Journée internationale des droits humains: la Belgique continue de plaider pour l’universalité des droits humains

Aujourd'hui est la Journée internationale des droits humains. La Vice-Première Ministre et Ministre des Affaires étrangères Sophie Wilmès et la Ministre de la Coopération au développement Meryame Kitir soulignent que la Belgique reste attachée à la protection et à la promotion de tous les droits humains pour tous.

Cela est plus nécessaire que jamais. La pandémie de COVID-19 s'est avérée être un test mondial pour les droits humains. Malheureusement, l'année écoulée a eu un impact négatif sur les droits économiques et sociaux ainsi que sur les droits civils et politiques. Selon l'ONU, les femmes et les personnes déjà vulnérables avant la pandémie ont été particulièrement touchées. Cependant, comme toute crise, celle-ci offre également des opportunités. Les deux Ministres partagent le point de vue de la Haute-Commissaire des Nations Unies aux droits de l'homme, Michelle Bachelet : "nous pouvons mieux nous rétablir".

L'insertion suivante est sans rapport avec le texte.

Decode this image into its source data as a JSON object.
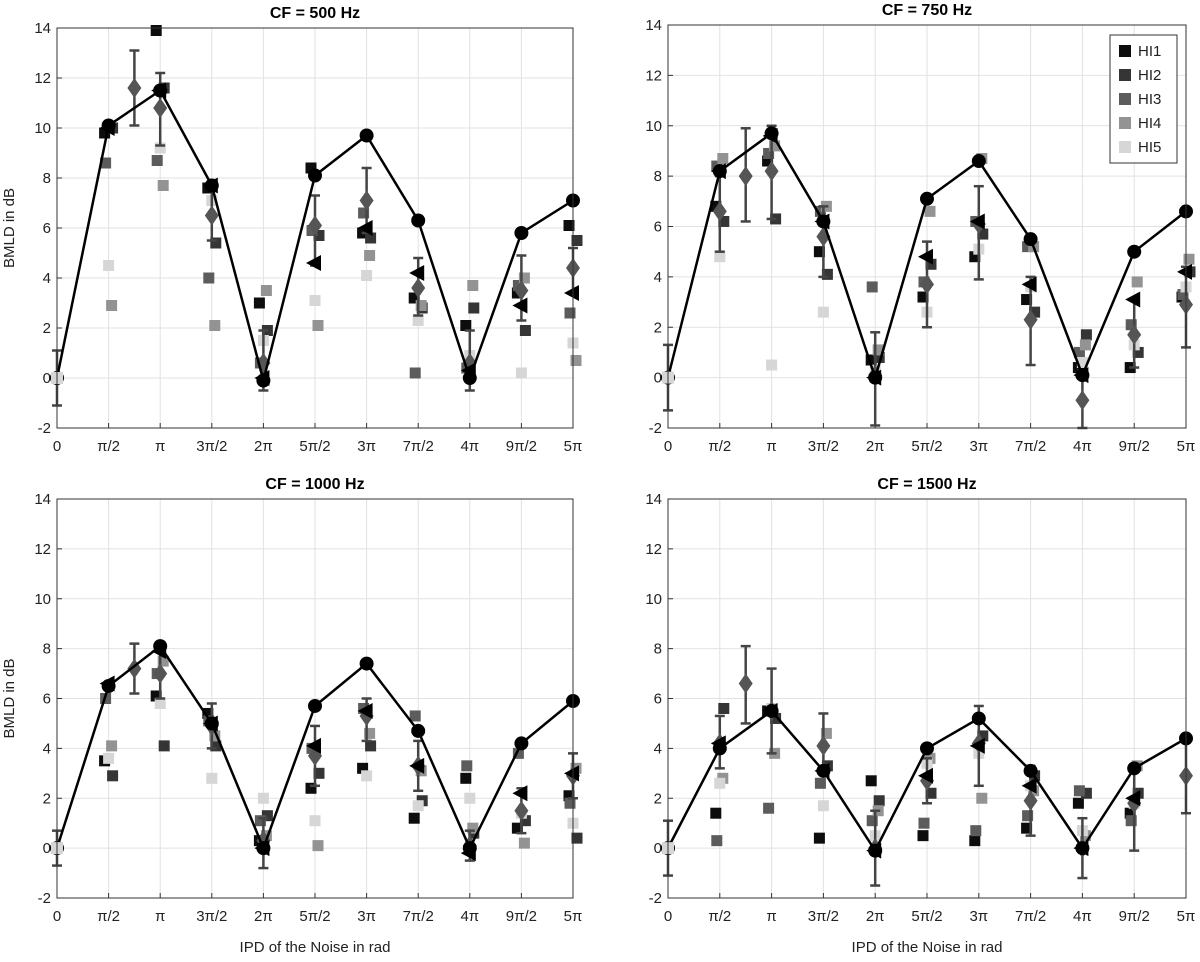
{
  "chart_data": {
    "type": "scatter",
    "xlabel": "IPD of the Noise in rad",
    "ylabel": "BMLD in dB",
    "ylim": [
      -2,
      14
    ],
    "yticks": [
      "-2",
      "0",
      "2",
      "4",
      "6",
      "8",
      "10",
      "12",
      "14"
    ],
    "x_tick_labels": [
      "0",
      "π/2",
      "π",
      "3π/2",
      "2π",
      "5π/2",
      "3π",
      "7π/2",
      "4π",
      "9π/2",
      "5π"
    ],
    "grid": true,
    "legend": {
      "location": "top-right of CF = 750 Hz panel",
      "entries": [
        {
          "name": "HI1",
          "color": "#0d0d0d"
        },
        {
          "name": "HI2",
          "color": "#353535"
        },
        {
          "name": "HI3",
          "color": "#5c5c5c"
        },
        {
          "name": "HI4",
          "color": "#939393"
        },
        {
          "name": "HI5",
          "color": "#d6d6d6"
        }
      ]
    },
    "panels": [
      {
        "title": "CF = 500 Hz",
        "line": [
          0,
          10.1,
          11.5,
          7.7,
          -0.1,
          8.1,
          9.7,
          6.3,
          0,
          5.8,
          7.1
        ],
        "subjects": [
          [
            null,
            9.8,
            13.9,
            7.6,
            3.0,
            8.4,
            5.8,
            3.2,
            2.1,
            3.4,
            6.1
          ],
          [
            null,
            10.0,
            11.6,
            5.4,
            1.9,
            5.7,
            5.6,
            2.8,
            2.8,
            1.9,
            5.5
          ],
          [
            null,
            8.6,
            8.7,
            4.0,
            0.6,
            5.9,
            6.6,
            0.2,
            0.4,
            3.7,
            2.6
          ],
          [
            null,
            2.9,
            7.7,
            2.1,
            3.5,
            2.1,
            4.9,
            2.9,
            3.7,
            4.0,
            0.7
          ],
          [
            null,
            4.5,
            9.2,
            7.1,
            1.5,
            3.1,
            4.1,
            2.3,
            0.9,
            0.2,
            1.4
          ]
        ],
        "triangles": [
          null,
          10.0,
          11.5,
          7.7,
          0,
          4.6,
          6.0,
          4.2,
          0.3,
          2.9,
          3.4
        ],
        "diamonds": [
          {
            "x": 1.5,
            "y": 11.6,
            "lo": 10.1,
            "hi": 13.1
          },
          {
            "x": 2,
            "y": 10.8,
            "lo": 9.3,
            "hi": 12.2
          },
          {
            "x": 3,
            "y": 6.5,
            "lo": 5.5,
            "hi": 7.6
          },
          {
            "x": 4,
            "y": 0.6,
            "lo": -0.5,
            "hi": 1.9
          },
          {
            "x": 5,
            "y": 6.1,
            "lo": 4.5,
            "hi": 7.3
          },
          {
            "x": 6,
            "y": 7.1,
            "lo": 5.8,
            "hi": 8.4
          },
          {
            "x": 7,
            "y": 3.6,
            "lo": 2.5,
            "hi": 4.8
          },
          {
            "x": 8,
            "y": 0.6,
            "lo": -0.5,
            "hi": 1.9
          },
          {
            "x": 9,
            "y": 3.5,
            "lo": 2.3,
            "hi": 4.9
          },
          {
            "x": 10,
            "y": 4.4,
            "lo": 3.4,
            "hi": 5.2
          }
        ],
        "origin_bar": [
          -1.1,
          1.1
        ]
      },
      {
        "title": "CF = 750 Hz",
        "line": [
          0,
          8.2,
          9.7,
          6.2,
          0,
          7.1,
          8.6,
          5.5,
          0.1,
          5.0,
          6.6
        ],
        "subjects": [
          [
            null,
            6.8,
            8.6,
            5.0,
            0.7,
            3.2,
            4.8,
            3.1,
            0.4,
            0.4,
            3.2
          ],
          [
            null,
            6.2,
            6.3,
            4.1,
            0.8,
            4.5,
            5.7,
            2.6,
            1.7,
            1.0,
            4.2
          ],
          [
            null,
            8.4,
            8.9,
            6.6,
            3.6,
            3.8,
            6.2,
            5.2,
            1.0,
            2.1,
            3.3
          ],
          [
            null,
            8.7,
            9.2,
            6.8,
            1.1,
            6.6,
            8.7,
            5.2,
            1.3,
            3.8,
            4.7
          ],
          [
            null,
            4.8,
            0.5,
            2.6,
            0.3,
            2.6,
            5.1,
            3.6,
            0.6,
            1.3,
            3.6
          ]
        ],
        "triangles": [
          null,
          8.2,
          9.6,
          6.2,
          0,
          4.8,
          6.2,
          3.7,
          0.1,
          3.1,
          4.2
        ],
        "diamonds": [
          {
            "x": 1,
            "y": 6.6,
            "lo": 5.0,
            "hi": 8.0
          },
          {
            "x": 1.5,
            "y": 8.0,
            "lo": 6.2,
            "hi": 9.9
          },
          {
            "x": 2,
            "y": 8.2,
            "lo": 6.3,
            "hi": 10.0
          },
          {
            "x": 3,
            "y": 5.6,
            "lo": 4.0,
            "hi": 6.8
          },
          {
            "x": 4,
            "y": 0.1,
            "lo": -1.9,
            "hi": 1.8
          },
          {
            "x": 5,
            "y": 3.7,
            "lo": 2.0,
            "hi": 5.4
          },
          {
            "x": 6,
            "y": 6.1,
            "lo": 3.9,
            "hi": 7.6
          },
          {
            "x": 7,
            "y": 2.3,
            "lo": 0.5,
            "hi": 4.0
          },
          {
            "x": 8,
            "y": -0.9,
            "lo": -2.0,
            "hi": 0.3
          },
          {
            "x": 9,
            "y": 1.7,
            "lo": 0.4,
            "hi": 3.1
          },
          {
            "x": 10,
            "y": 2.9,
            "lo": 1.2,
            "hi": 4.4
          }
        ],
        "origin_bar": [
          -1.3,
          1.3
        ]
      },
      {
        "title": "CF = 1000 Hz",
        "line": [
          0,
          6.5,
          8.1,
          5.0,
          0,
          5.7,
          7.4,
          4.7,
          0,
          4.2,
          5.9
        ],
        "subjects": [
          [
            null,
            3.5,
            6.1,
            5.4,
            0.3,
            2.4,
            3.2,
            1.2,
            2.8,
            0.8,
            2.1
          ],
          [
            null,
            2.9,
            4.1,
            4.1,
            1.3,
            3.0,
            4.1,
            1.9,
            0.6,
            1.1,
            0.4
          ],
          [
            null,
            6.0,
            7.0,
            5.1,
            1.1,
            4.0,
            5.6,
            5.3,
            3.3,
            3.8,
            1.8
          ],
          [
            null,
            4.1,
            7.5,
            4.5,
            0.5,
            0.1,
            4.6,
            3.1,
            0.8,
            0.2,
            3.2
          ],
          [
            null,
            3.6,
            5.8,
            2.8,
            2.0,
            1.1,
            2.9,
            1.7,
            2.0,
            1.4,
            1.0
          ]
        ],
        "triangles": [
          null,
          6.6,
          7.9,
          5.0,
          0,
          4.1,
          5.5,
          3.3,
          -0.2,
          2.2,
          3.0
        ],
        "diamonds": [
          {
            "x": 1.5,
            "y": 7.2,
            "lo": 6.2,
            "hi": 8.2
          },
          {
            "x": 2,
            "y": 7.0,
            "lo": 6.0,
            "hi": 8.0
          },
          {
            "x": 3,
            "y": 4.9,
            "lo": 4.0,
            "hi": 5.8
          },
          {
            "x": 4,
            "y": 0.3,
            "lo": -0.8,
            "hi": 1.2
          },
          {
            "x": 5,
            "y": 3.7,
            "lo": 2.5,
            "hi": 4.9
          },
          {
            "x": 6,
            "y": 5.3,
            "lo": 4.3,
            "hi": 6.0
          },
          {
            "x": 7,
            "y": 3.3,
            "lo": 2.3,
            "hi": 4.3
          },
          {
            "x": 8,
            "y": 0.1,
            "lo": -0.5,
            "hi": 0.7
          },
          {
            "x": 9,
            "y": 1.5,
            "lo": 0.6,
            "hi": 2.4
          },
          {
            "x": 10,
            "y": 2.9,
            "lo": 2.0,
            "hi": 3.8
          }
        ],
        "origin_bar": [
          -0.7,
          0.7
        ]
      },
      {
        "title": "CF = 1500 Hz",
        "line": [
          0,
          4.0,
          5.5,
          3.1,
          -0.1,
          4.0,
          5.2,
          3.1,
          0,
          3.2,
          4.4
        ],
        "subjects": [
          [
            null,
            1.4,
            5.5,
            0.4,
            2.7,
            0.5,
            0.3,
            0.8,
            1.8,
            1.4,
            null
          ],
          [
            null,
            5.6,
            5.2,
            3.3,
            1.9,
            2.2,
            4.5,
            2.9,
            2.2,
            2.2,
            null
          ],
          [
            null,
            0.3,
            1.6,
            2.6,
            1.1,
            1.0,
            0.7,
            1.3,
            2.3,
            1.1,
            null
          ],
          [
            null,
            2.8,
            3.8,
            4.6,
            1.5,
            3.6,
            2.0,
            2.3,
            0.5,
            3.3,
            null
          ],
          [
            null,
            2.6,
            5.6,
            1.7,
            0.5,
            3.4,
            3.8,
            2.5,
            0.7,
            1.8,
            null
          ]
        ],
        "triangles": [
          null,
          4.2,
          5.5,
          3.1,
          -0.1,
          2.9,
          4.1,
          2.5,
          0,
          2.0,
          null
        ],
        "diamonds": [
          {
            "x": 1,
            "y": 4.2,
            "lo": 3.2,
            "hi": 5.3
          },
          {
            "x": 1.5,
            "y": 6.6,
            "lo": 5.0,
            "hi": 8.1
          },
          {
            "x": 2,
            "y": 5.5,
            "lo": 3.8,
            "hi": 7.2
          },
          {
            "x": 3,
            "y": 4.1,
            "lo": 3.0,
            "hi": 5.4
          },
          {
            "x": 4,
            "y": 0.0,
            "lo": -1.5,
            "hi": 1.5
          },
          {
            "x": 5,
            "y": 2.7,
            "lo": 1.8,
            "hi": 3.6
          },
          {
            "x": 6,
            "y": 4.2,
            "lo": 2.5,
            "hi": 5.7
          },
          {
            "x": 7,
            "y": 1.9,
            "lo": 0.5,
            "hi": 3.3
          },
          {
            "x": 8,
            "y": 0.0,
            "lo": -1.2,
            "hi": 1.2
          },
          {
            "x": 9,
            "y": 1.8,
            "lo": -0.1,
            "hi": 3.3
          },
          {
            "x": 10,
            "y": 2.9,
            "lo": 1.4,
            "hi": 4.3
          }
        ],
        "origin_bar": [
          -1.1,
          1.1
        ]
      }
    ]
  }
}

L'engagement de la Belgique en faveur des droits humains est inébranlable. Non seulement sur le plan bilatéral, mais aussi au sein de l'UE et dans les forums internationaux, notre pays continue de se battre pour les droits inhérents à tous les individus, sans distinction de race, de sexe, de nationalité, de langue, de religion ou de toute autre situation.

Notre pays contribuera à la réalisation du plan d'action de l'UE pour les droits humains et la démocratie (2020-2024) récemment adopté par le Conseil Affaires étrangères. L'année 2021 sera marquée par le 20e anniversaire de la Conférence mondiale contre le racisme (Durban).

Cet engagement se traduit par le choix du Haut-Commissariat des Nations Unies aux droits de l'homme (HCHD) comme partenaire de la coopération au développement belge, avec une contribution à son budget de base de 2 millions d'euros par an. Avec un soutien financier supplémentaire en 2020 pour le Haut-Commissariat aux droits de l'homme des Nations Unies (500 000 euros) et le Conseil de l'Europe pour renforcer l'État de droit (2 millions d'euros), la Belgique joint le geste à la parole.

En outre, pour être crédible sur le plan international, il est essentiel que chaque pays respecte ses engagements à l'intérieur de ses propres frontières. Cela vaut également pour la Belgique. Un point qui tient à coeur à la Ministre Wilmès: "Il est important qu'un tiers impartial examine régulièrement notre politique au regard des principes fondamentaux universels de l'État de droit et des droits humains. Il y a un peu plus d'un mois, la Belgique a passé son premier examen par les pairs lors du dialogue annuel sur l'État de droit au sein du Conseil Affaires générales de l'Union européenne. Dans le cadre du Conseil des droits de l'homme des Nations Unies, la Belgique prépare actuellement son troisième examen périodique universel, qui aura lieu en mai de l'année prochaine". Notre pays continuera à suivre les recommandations que nous recevons par le biais de ces différents mécanismes internationaux.

Dans les pays partenaires de la coopération au développement belge, nous continuerons à travailler au renforcement des droits humains. En réponse à la crise de COVID-19, nous fournissons des fonds supplémentaires pour plusieurs projets relatifs aux droits humains. Et nous continuerons à le faire. Comme le dit la Ministre Kitir : "les droits humains sont plus qu'une simple invention occidentale pour intimider les États. Pour nous, ils constituent la base d'une société qui fonctionne bien. Sans les droits humains, nos interventions perdent leur impact. Pourquoi le contribuable belge investirait-il massivement dans un système éducatif de qualité dans le pays x, si les filles n'ont pas le droit d'y participer ? Il est donc crucial d'utiliser cette relation spéciale que nous avons avec nos pays partenaires pour prendre des mesures concrètes, que ce soit en termes d'égalité de genre, de droit à l'éducation ou de protection sociale. C'est à ce dialogue et à cette coopération sur les droits humains que je veux donner une place plus importante dans notre coopération au développement. Ce n'est pas non plus un jeu de pouvoir. Cela signifie ramener les droits humains dans la vie des gens. Pour renforcer les gens".